Les autocollants sont cultes pour les fans de football. [Silveira Neto/ Flickr]

Le plus haut tribunal européen a décidé que les autocollants de football Panini n’enfreignait ni les règles de concurrence, ni celles du marché unique. Un article de notre partenaire, Italia Oggi.

Ce sont des essentiels de la cour de récré, et même les fans de football plus âgés se laissent tenter par la collection des autocollants des joueurs de foot de la société italienne Panini. Des milliers d’enfants du monde entier ont déjà enragé en sachant qu’il leur manquait un Maldini ou un Hazard.

Une omniscience qui ne fait pas le bonheur de la branche européenne de son principal rival, la firme américaine Topps. En 2011, Topps a ainsi accusé Panini de fausser le marché européen, très lucratif, grâce à des contrats exclusifs lors d’événements footballistiques majeurs, comme la coupe du monde, ou les grandes compétitions interclubs.

L’entreprise américaine a donc accusé les organisations gérant certaines compétitions de football (comme l’Euro) d’avoir enfreint la législation européenne en ayant conclu des contrats exclusifs de longue durée avec Panini, entraînant le verrouillage total du marché pour les objets à collectionner.

Octroi de licences 

Les organisations sont également accusées d’avoir regroupé les licences pour les autocollants et les cartes à collectionner et  négligé d’organiser d’appel d’offre transparent et non discriminatoire pour l’octroi de ces licences. Panini était également accusée d’avoir imposé une grande série d’obligations d’achat exclusif à ses distributeurs et partenaires.

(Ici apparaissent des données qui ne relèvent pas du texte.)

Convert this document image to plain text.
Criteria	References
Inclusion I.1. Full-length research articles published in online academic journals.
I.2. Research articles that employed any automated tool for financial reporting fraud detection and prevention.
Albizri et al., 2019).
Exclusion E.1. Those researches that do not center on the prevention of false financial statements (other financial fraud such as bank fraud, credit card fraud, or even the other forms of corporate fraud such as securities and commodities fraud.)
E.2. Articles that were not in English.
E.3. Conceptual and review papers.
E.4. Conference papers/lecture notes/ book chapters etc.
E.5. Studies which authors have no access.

En 2014, la Commission européenne a rejeté la plainte de Topps, estimant notamment que « la durée des contrats de licence ne semblait pas déraisonnablement longue, ni être de nature à exclure les concurrents de Panini du marché », étant donné que le marché compte un grand nombre d’acteurs en concurrence avec Panini pour les licences.

Topps a décidé de faire appel de cette décision auprès de la Cour de justice européenne, à Luxembourg. Dans un jugement publié le 11 janvier, les juges ont cependant refusé d’inverser le verdict, jugeant que la procédure normale avait été suivie, et que les plaintes de Topps n’étaient pas valides.

En conclusion : Panini n’a pas bénéficié d’une distorsion du marché, et les collectionneurs peuvent dormir sur leurs deux oreilles, ils auront encore tout le loisir de trouver les autocollants qui leur manquent.